The Designs of the Year awards, ‘The Oscars of the design world’ showcase the most innovative and imaginative designs from around the world, over the past year, spanning seven categories: Architecture, Digital, Fashion, Furniture, Graphics, Transport and Product. Category winners and the overall winner will be decided by a jury and announced on 16 April 2013.

Wednesday, April 10 2013

Richard Wilson 20:50 @ Saatchi Gallery / permanent exhibition

TIME AND PLACE:

Doors: 10:00 – 18:00

@ Duke of York’s HQ, King’s Road, London SW3 4RY

Free entry

www.saatchi-gallery.co.uk

Richard Wilson is one of Britain’s most celebrated sculptors. He is known for his interventions in architectural space which draw heavily for their inspiration from the worlds of engineering and construction and are characterised by concerns with size and structural daring.
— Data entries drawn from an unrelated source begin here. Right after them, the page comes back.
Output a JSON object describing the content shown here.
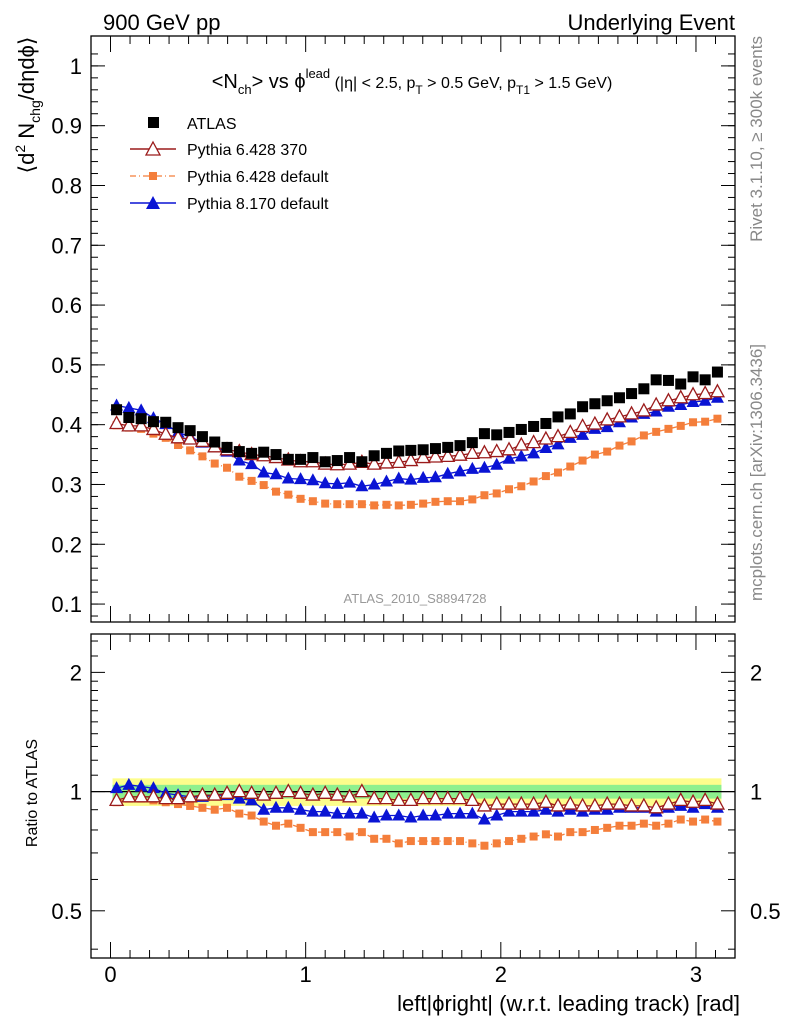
{
  "header": {
    "left": "900 GeV pp",
    "right": "Underlying Event"
  },
  "side_labels": {
    "rivet": "Rivet 3.1.10, ≥ 300k events",
    "mcplots": "mcplots.cern.ch [arXiv:1306.3436]"
  },
  "analysis_id": "ATLAS_2010_S8894728",
  "colors": {
    "atlas": "#000000",
    "py370": "#9b1b1b",
    "pydef": "#f47e3b",
    "py8": "#0a14d4",
    "band_inner": "#8ef08e",
    "band_outer": "#fdfd8c"
  },
  "chart_data": [
    {
      "type": "scatter",
      "panel": "main",
      "title": "<Nch> vs φlead (|η| < 2.5, pT > 0.5 GeV, pT1 > 1.5 GeV)",
      "title_parts": {
        "a": "<N",
        "a_sub": "ch",
        "b": "> vs ϕ",
        "b_sup": "lead",
        "c": " (|η| < 2.5, p",
        "c_sub": "T",
        "d": " > 0.5 GeV, p",
        "d_sub": "T1",
        "e": " > 1.5 GeV)"
      },
      "ylabel": "⟨d² Nchg/dηdϕ⟩",
      "ylabel_parts": {
        "a": "⟨d",
        "a_sup": "2",
        "b": " N",
        "b_sub": "chg",
        "c": "/dηdϕ⟩"
      },
      "xlim": [
        -0.1,
        3.2
      ],
      "ylim": [
        0.07,
        1.05
      ],
      "x_ticks": [
        0,
        1,
        2,
        3
      ],
      "y_ticks": [
        0.1,
        0.2,
        0.3,
        0.4,
        0.5,
        0.6,
        0.7,
        0.8,
        0.9,
        1
      ],
      "y_tick_labels": [
        "0.1",
        "0.2",
        "0.3",
        "0.4",
        "0.5",
        "0.6",
        "0.7",
        "0.8",
        "0.9",
        "1"
      ],
      "legend_position": "top-left",
      "x": [
        0.031,
        0.094,
        0.157,
        0.22,
        0.283,
        0.346,
        0.408,
        0.471,
        0.534,
        0.597,
        0.66,
        0.723,
        0.785,
        0.848,
        0.911,
        0.974,
        1.037,
        1.1,
        1.162,
        1.225,
        1.288,
        1.351,
        1.414,
        1.477,
        1.539,
        1.602,
        1.665,
        1.728,
        1.791,
        1.854,
        1.916,
        1.979,
        2.042,
        2.105,
        2.168,
        2.231,
        2.293,
        2.356,
        2.419,
        2.482,
        2.545,
        2.608,
        2.67,
        2.733,
        2.796,
        2.859,
        2.922,
        2.985,
        3.047,
        3.11
      ],
      "series": [
        {
          "name": "ATLAS",
          "marker": "filled-square",
          "values": [
            0.425,
            0.412,
            0.41,
            0.405,
            0.404,
            0.395,
            0.39,
            0.38,
            0.371,
            0.362,
            0.355,
            0.352,
            0.354,
            0.35,
            0.342,
            0.342,
            0.345,
            0.338,
            0.34,
            0.345,
            0.338,
            0.348,
            0.352,
            0.356,
            0.357,
            0.358,
            0.36,
            0.362,
            0.365,
            0.37,
            0.385,
            0.383,
            0.387,
            0.392,
            0.397,
            0.402,
            0.413,
            0.418,
            0.43,
            0.435,
            0.44,
            0.445,
            0.452,
            0.46,
            0.475,
            0.474,
            0.468,
            0.48,
            0.475,
            0.488
          ]
        },
        {
          "name": "Pythia 6.428 370",
          "marker": "open-triangle",
          "line": true,
          "values": [
            0.402,
            0.398,
            0.398,
            0.392,
            0.384,
            0.378,
            0.376,
            0.372,
            0.363,
            0.358,
            0.355,
            0.35,
            0.348,
            0.345,
            0.341,
            0.338,
            0.338,
            0.334,
            0.333,
            0.334,
            0.337,
            0.334,
            0.336,
            0.337,
            0.34,
            0.345,
            0.346,
            0.347,
            0.349,
            0.352,
            0.353,
            0.355,
            0.358,
            0.366,
            0.37,
            0.376,
            0.38,
            0.387,
            0.397,
            0.401,
            0.408,
            0.413,
            0.418,
            0.423,
            0.433,
            0.44,
            0.445,
            0.45,
            0.452,
            0.455
          ]
        },
        {
          "name": "Pythia 6.428 default",
          "marker": "filled-square",
          "line": "dash-dot",
          "values": [
            0.399,
            0.395,
            0.393,
            0.385,
            0.378,
            0.366,
            0.357,
            0.347,
            0.335,
            0.328,
            0.313,
            0.306,
            0.299,
            0.288,
            0.283,
            0.276,
            0.272,
            0.268,
            0.267,
            0.267,
            0.267,
            0.265,
            0.266,
            0.265,
            0.266,
            0.268,
            0.271,
            0.272,
            0.272,
            0.275,
            0.282,
            0.285,
            0.292,
            0.297,
            0.305,
            0.314,
            0.32,
            0.33,
            0.34,
            0.35,
            0.355,
            0.365,
            0.372,
            0.382,
            0.388,
            0.393,
            0.398,
            0.404,
            0.405,
            0.41
          ]
        },
        {
          "name": "Pythia 8.170 default",
          "marker": "filled-triangle",
          "line": true,
          "values": [
            0.432,
            0.428,
            0.424,
            0.411,
            0.401,
            0.387,
            0.38,
            0.37,
            0.362,
            0.355,
            0.34,
            0.334,
            0.32,
            0.317,
            0.31,
            0.309,
            0.307,
            0.302,
            0.301,
            0.303,
            0.297,
            0.3,
            0.305,
            0.31,
            0.308,
            0.311,
            0.312,
            0.318,
            0.322,
            0.326,
            0.328,
            0.333,
            0.343,
            0.347,
            0.352,
            0.361,
            0.367,
            0.378,
            0.383,
            0.393,
            0.396,
            0.404,
            0.412,
            0.418,
            0.422,
            0.43,
            0.433,
            0.438,
            0.44,
            0.445
          ]
        }
      ]
    },
    {
      "type": "scatter",
      "panel": "ratio",
      "ylabel": "Ratio to ATLAS",
      "xlabel": "left|ϕright| (w.r.t. leading track) [rad]",
      "xlim": [
        -0.1,
        3.2
      ],
      "ylim": [
        0.38,
        2.5
      ],
      "y_log": true,
      "x_ticks": [
        0,
        1,
        2,
        3
      ],
      "x_tick_labels": [
        "0",
        "1",
        "2",
        "3"
      ],
      "y_ticks": [
        0.5,
        1,
        2
      ],
      "y_tick_labels": [
        "0.5",
        "1",
        "2"
      ],
      "reference_line": 1,
      "uncertainty_band": {
        "inner": [
          0.96,
          1.04
        ],
        "outer": [
          0.92,
          1.08
        ]
      },
      "x": [
        0.031,
        0.094,
        0.157,
        0.22,
        0.283,
        0.346,
        0.408,
        0.471,
        0.534,
        0.597,
        0.66,
        0.723,
        0.785,
        0.848,
        0.911,
        0.974,
        1.037,
        1.1,
        1.162,
        1.225,
        1.288,
        1.351,
        1.414,
        1.477,
        1.539,
        1.602,
        1.665,
        1.728,
        1.791,
        1.854,
        1.916,
        1.979,
        2.042,
        2.105,
        2.168,
        2.231,
        2.293,
        2.356,
        2.419,
        2.482,
        2.545,
        2.608,
        2.67,
        2.733,
        2.796,
        2.859,
        2.922,
        2.985,
        3.047,
        3.11
      ],
      "series": [
        {
          "name": "Pythia 6.428 370",
          "marker": "open-triangle",
          "line": true,
          "values": [
            0.95,
            0.97,
            0.97,
            0.97,
            0.96,
            0.96,
            0.97,
            0.98,
            0.98,
            0.99,
            1.0,
            0.99,
            0.98,
            0.99,
            1.0,
            0.99,
            0.98,
            0.99,
            0.98,
            0.97,
            1.0,
            0.96,
            0.96,
            0.95,
            0.95,
            0.96,
            0.96,
            0.96,
            0.96,
            0.95,
            0.92,
            0.93,
            0.93,
            0.93,
            0.93,
            0.94,
            0.92,
            0.93,
            0.92,
            0.92,
            0.93,
            0.93,
            0.92,
            0.92,
            0.91,
            0.93,
            0.95,
            0.94,
            0.95,
            0.93
          ]
        },
        {
          "name": "Pythia 6.428 default",
          "marker": "filled-square",
          "line": "dash-dot",
          "values": [
            0.94,
            0.96,
            0.96,
            0.95,
            0.94,
            0.93,
            0.92,
            0.91,
            0.9,
            0.91,
            0.88,
            0.87,
            0.84,
            0.82,
            0.83,
            0.81,
            0.79,
            0.79,
            0.79,
            0.77,
            0.79,
            0.76,
            0.76,
            0.74,
            0.75,
            0.75,
            0.75,
            0.75,
            0.75,
            0.74,
            0.73,
            0.74,
            0.75,
            0.76,
            0.77,
            0.78,
            0.77,
            0.79,
            0.79,
            0.8,
            0.81,
            0.82,
            0.82,
            0.83,
            0.82,
            0.83,
            0.85,
            0.84,
            0.85,
            0.84
          ]
        },
        {
          "name": "Pythia 8.170 default",
          "marker": "filled-triangle",
          "line": true,
          "values": [
            1.02,
            1.04,
            1.03,
            1.02,
            0.99,
            0.98,
            0.97,
            0.97,
            0.98,
            0.98,
            0.96,
            0.95,
            0.9,
            0.91,
            0.91,
            0.9,
            0.89,
            0.89,
            0.88,
            0.88,
            0.88,
            0.86,
            0.87,
            0.87,
            0.86,
            0.87,
            0.87,
            0.88,
            0.88,
            0.88,
            0.85,
            0.87,
            0.89,
            0.89,
            0.89,
            0.9,
            0.89,
            0.9,
            0.89,
            0.9,
            0.9,
            0.91,
            0.91,
            0.91,
            0.89,
            0.91,
            0.92,
            0.91,
            0.93,
            0.91
          ]
        }
      ]
    }
  ]
}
20:50 was first created in 1987 and was shown as a permanent installation at the Saatchi Gallery.

Wednesday, March 27 2013

Preview: Tracker by Seecum Cheung @ Oval Space / Wednesday 27th March 2013

TIME AND PLACE:

18:00 – 21:00
Running till 7th June 2013

@ Oval Space
29-32 The Oval,
London,
E2 9DT

Entry: £FREE

www.ovalspace.co.uk
Facebook Event

Data can be regarded as society’s new gold.
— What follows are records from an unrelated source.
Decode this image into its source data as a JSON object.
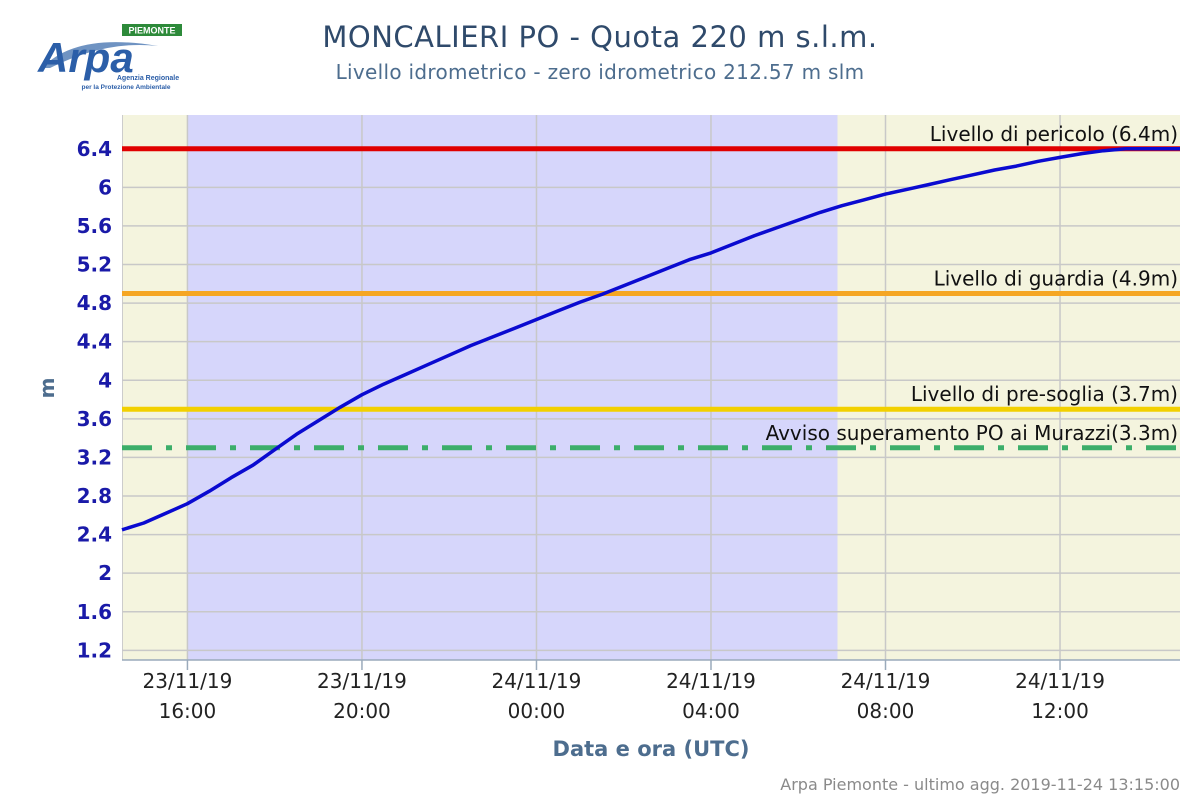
{
  "header": {
    "title": "MONCALIERI PO - Quota 220 m s.l.m.",
    "subtitle": "Livello idrometrico - zero idrometrico 212.57 m slm"
  },
  "logo": {
    "brand": "Arpa",
    "region": "PIEMONTE",
    "tagline_1": "Agenzia Regionale",
    "tagline_2": "per la Protezione Ambientale"
  },
  "credits": "Arpa Piemonte - ultimo agg. 2019-11-24 13:15:00",
  "chart_data": {
    "type": "line",
    "xlabel": "Data e ora (UTC)",
    "ylabel": "m",
    "ylim": [
      1.1,
      6.75
    ],
    "xlim_hours": [
      -1.5,
      22.75
    ],
    "y_ticks": [
      1.2,
      1.6,
      2,
      2.4,
      2.8,
      3.2,
      3.6,
      4,
      4.4,
      4.8,
      5.2,
      5.6,
      6,
      6.4
    ],
    "x_ticks": [
      {
        "hour": 0,
        "date": "23/11/19",
        "time": "16:00"
      },
      {
        "hour": 4,
        "date": "23/11/19",
        "time": "20:00"
      },
      {
        "hour": 8,
        "date": "24/11/19",
        "time": "00:00"
      },
      {
        "hour": 12,
        "date": "24/11/19",
        "time": "04:00"
      },
      {
        "hour": 16,
        "date": "24/11/19",
        "time": "08:00"
      },
      {
        "hour": 20,
        "date": "24/11/19",
        "time": "12:00"
      }
    ],
    "bands": [
      {
        "from": -1.5,
        "to": 0,
        "color": "#f4f4de"
      },
      {
        "from": 0,
        "to": 14.9,
        "color": "#d6d6fb"
      },
      {
        "from": 14.9,
        "to": 22.75,
        "color": "#f4f4de"
      }
    ],
    "thresholds": [
      {
        "label": "Livello di pericolo (6.4m)",
        "value": 6.4,
        "color": "#e00000",
        "style": "solid"
      },
      {
        "label": "Livello di guardia (4.9m)",
        "value": 4.9,
        "color": "#f5a623",
        "style": "solid"
      },
      {
        "label": "Livello di pre-soglia (3.7m)",
        "value": 3.7,
        "color": "#f2d000",
        "style": "solid"
      },
      {
        "label": "Avviso superamento PO ai Murazzi(3.3m)",
        "value": 3.3,
        "color": "#3cae6a",
        "style": "dashdot"
      }
    ],
    "series": [
      {
        "color": "#0a0ad0",
        "points": [
          [
            -1.5,
            2.45
          ],
          [
            -1.0,
            2.52
          ],
          [
            -0.5,
            2.62
          ],
          [
            0.0,
            2.72
          ],
          [
            0.5,
            2.85
          ],
          [
            1.0,
            2.99
          ],
          [
            1.5,
            3.12
          ],
          [
            2.0,
            3.28
          ],
          [
            2.5,
            3.44
          ],
          [
            3.0,
            3.58
          ],
          [
            3.5,
            3.72
          ],
          [
            4.0,
            3.85
          ],
          [
            4.5,
            3.96
          ],
          [
            5.0,
            4.06
          ],
          [
            5.5,
            4.16
          ],
          [
            6.0,
            4.26
          ],
          [
            6.5,
            4.36
          ],
          [
            7.0,
            4.45
          ],
          [
            7.5,
            4.54
          ],
          [
            8.0,
            4.63
          ],
          [
            8.5,
            4.72
          ],
          [
            9.0,
            4.81
          ],
          [
            9.5,
            4.89
          ],
          [
            10.0,
            4.98
          ],
          [
            10.5,
            5.07
          ],
          [
            11.0,
            5.16
          ],
          [
            11.5,
            5.25
          ],
          [
            12.0,
            5.32
          ],
          [
            12.5,
            5.41
          ],
          [
            13.0,
            5.5
          ],
          [
            13.5,
            5.58
          ],
          [
            14.0,
            5.66
          ],
          [
            14.5,
            5.74
          ],
          [
            15.0,
            5.81
          ],
          [
            15.5,
            5.87
          ],
          [
            16.0,
            5.93
          ],
          [
            16.5,
            5.98
          ],
          [
            17.0,
            6.03
          ],
          [
            17.5,
            6.08
          ],
          [
            18.0,
            6.13
          ],
          [
            18.5,
            6.18
          ],
          [
            19.0,
            6.22
          ],
          [
            19.5,
            6.27
          ],
          [
            20.0,
            6.31
          ],
          [
            20.5,
            6.35
          ],
          [
            21.0,
            6.38
          ],
          [
            21.5,
            6.4
          ],
          [
            22.0,
            6.4
          ],
          [
            22.75,
            6.4
          ]
        ]
      }
    ]
  }
}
Seecum Cheung’s work explores the link between commerce, surveillance and seduction. Focusing on the idea of the captured image as a valuable resource for companies and governments in consumer analysis, her work explores data as a form of contemporary currency. Drawing parallels between the values of gold and data, Seecum correlates a unification between the concepts of marketing consumer analysis, including our own personal exhibitionism through social networking sites, which facilitate a market of surveillance and voyeurism.
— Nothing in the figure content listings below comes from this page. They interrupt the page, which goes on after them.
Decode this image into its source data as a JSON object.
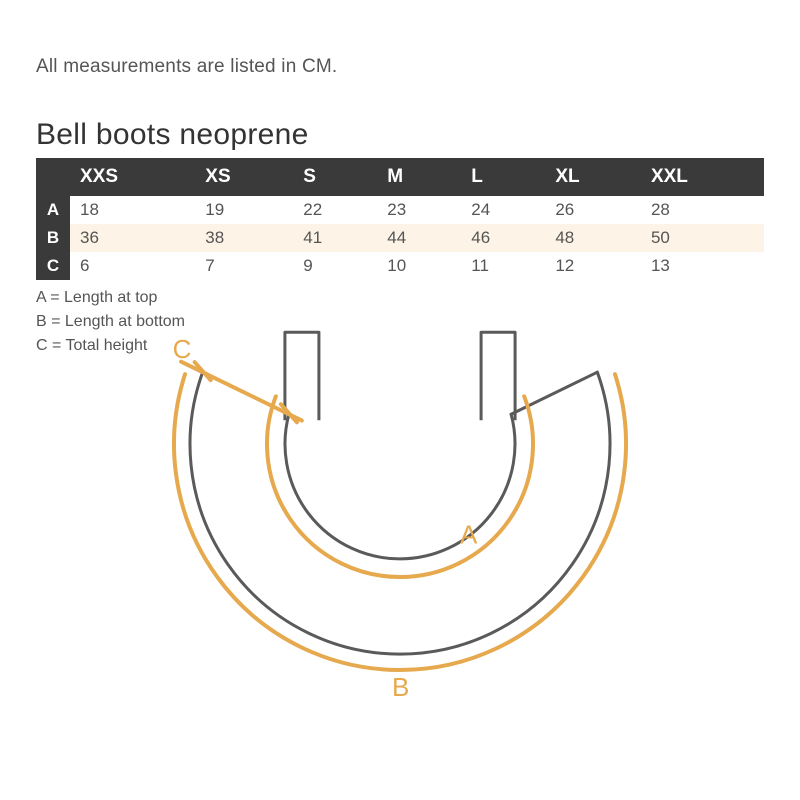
{
  "intro": "All measurements are listed in CM.",
  "title": "Bell boots neoprene",
  "table": {
    "columns": [
      "XXS",
      "XS",
      "S",
      "M",
      "L",
      "XL",
      "XXL"
    ],
    "rows": [
      {
        "label": "A",
        "values": [
          "18",
          "19",
          "22",
          "23",
          "24",
          "26",
          "28"
        ],
        "alt": false
      },
      {
        "label": "B",
        "values": [
          "36",
          "38",
          "41",
          "44",
          "46",
          "48",
          "50"
        ],
        "alt": true
      },
      {
        "label": "C",
        "values": [
          "6",
          "7",
          "9",
          "10",
          "11",
          "12",
          "13"
        ],
        "alt": false
      }
    ]
  },
  "legend": [
    "A = Length at top",
    "B = Length at bottom",
    "C = Total height"
  ],
  "diagram": {
    "outline_color": "#5a5a5a",
    "outline_width": 3,
    "measure_color": "#e6a94d",
    "measure_width": 4,
    "label_color": "#e6a94d",
    "label_fontsize": 26,
    "labels": {
      "A": "A",
      "B": "B",
      "C": "C"
    }
  },
  "colors": {
    "header_bg": "#3a3a3a",
    "header_fg": "#ffffff",
    "alt_row_bg": "#fdf4e7",
    "text": "#555555",
    "title": "#333333"
  }
}
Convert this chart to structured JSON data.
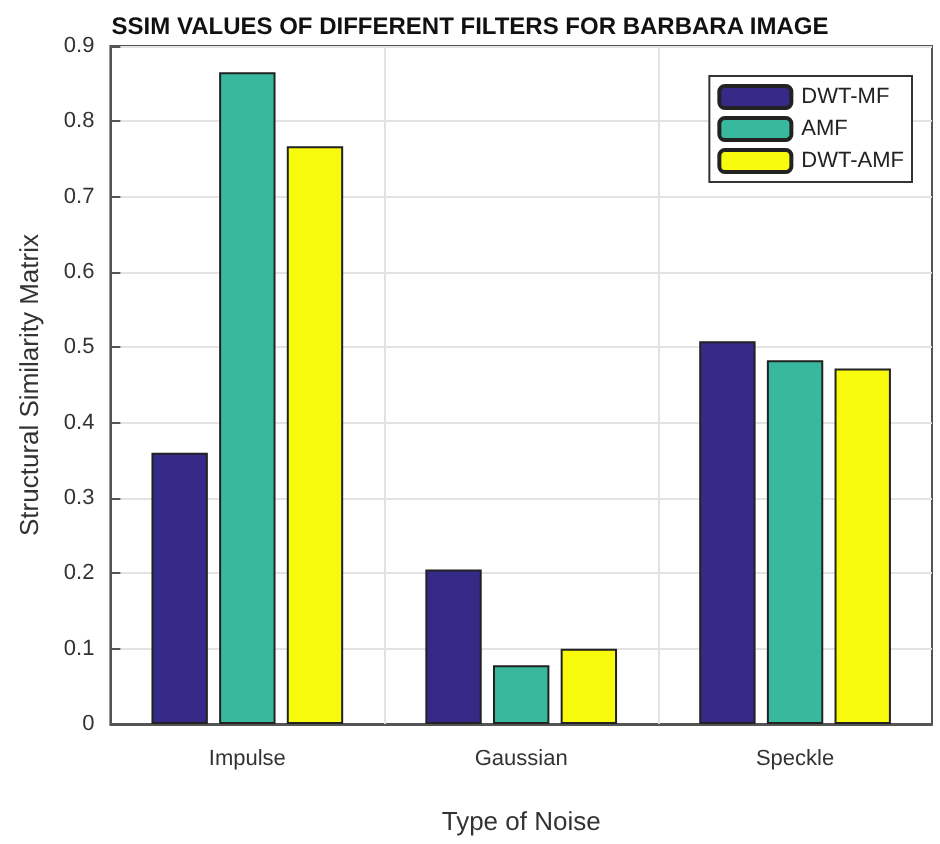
{
  "chart_data": {
    "type": "bar",
    "title": "SSIM VALUES OF DIFFERENT FILTERS FOR BARBARA IMAGE",
    "xlabel": "Type of Noise",
    "ylabel": "Structural Similarity Matrix",
    "categories": [
      "Impulse",
      "Gaussian",
      "Speckle"
    ],
    "series": [
      {
        "name": "DWT-MF",
        "color": "#352a87",
        "values": [
          0.36,
          0.205,
          0.508
        ]
      },
      {
        "name": "AMF",
        "color": "#38b99e",
        "values": [
          0.865,
          0.078,
          0.483
        ]
      },
      {
        "name": "DWT-AMF",
        "color": "#f8fa0d",
        "values": [
          0.767,
          0.1,
          0.472
        ]
      }
    ],
    "ylim": [
      0,
      0.9
    ],
    "yticks": [
      0,
      0.1,
      0.2,
      0.3,
      0.4,
      0.5,
      0.6,
      0.7,
      0.8,
      0.9
    ],
    "grid": true,
    "legend": "top right"
  }
}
In line with the exhibition Tracker ∆ the artist is giving away a piece of work for free. Vote for your favourite print by leaving your details in the allocated boxes within the gallery. The print with the most votes will be raffled off at the end of the exhibition, winner will be announced in June.

Thursday, March 14 2013

Cartographies of Life & Death: John Snow & Disease Mapping @ London School of Hygiene & Tropical Medicine / until 17th April 2013

TIME AND PLACE:

Doors: 10:00 – 17:00 Monday to Saturday

@ London School of Hygiene & Tropical Medicine, Keppel Street, London WC1E 7HT and off-site locations

Free entry

www.johnsnowbicentenary.lshtm.ac.uk
www.lshtm.ac.uk

Cartographies of Life and Death marks the bicentenary of John Snow (1813–1858). The exhibition celebrates his famous inquiry into the cholera outbreaks of 1850s London, and the lasting significance of his work in the fields of disease mapping and public health. Historical documents from the London School of Hygiene & Tropical Medicine (LSHTM) Library & Archives, the Wellcome Library, the Museum of London and the London Metropolitan Archives, some on display for the first time, are shown alongside specially commissioned contemporary artworks. Conceived as a disease mapping ‘detective’ trail, the exhibition invites you to chart your own journey of discovery across different sites and ways of mapping.

Wednesday, March 6 2013

Extinction: Not the End of the World @ Natural History Museum / until Sunday 8th September 2013

TIME AND PLACE:

Doors: check the website

@ Natural History Museum, Cromwell Road, London SW7 5BD

Tickets: from £8 book online

www.nhm.ac.uk

Shedding a positive light on extinction, this temporary exhibition suggests that though millions of species have become extinct over the centuries, their demise has actually made space for a huge diversity of life forms that have taken their place. The role of extinction in the evolution of life is explored through exhibits of past species, as well as scientific information on today’s endangered animals and the conversation initiatives that aim to support them.

Barnaby Barford: The Seven Deadly Sins @ David Gill Galleries / until 12th April 2013

TIME AND PLACE:

Open:
Monday – Friday 10 – 18:00
Saturday 11:00 – 18:00

@ David Gill Galleries, 2-4 King Street, London SW1Y 6QP

Free entry

www.davidgillgalleries.com

“I think it’s all about love gone wrong,” says Barnaby Barford, when contemplating the true meaning of the ‘Seven Deadly Sins’. For centuries, the extremes of human desire or motivation have been articulated by the seven words: Pride, Sloth, Gluttony, Wrath, Lust, Envy and Avarice.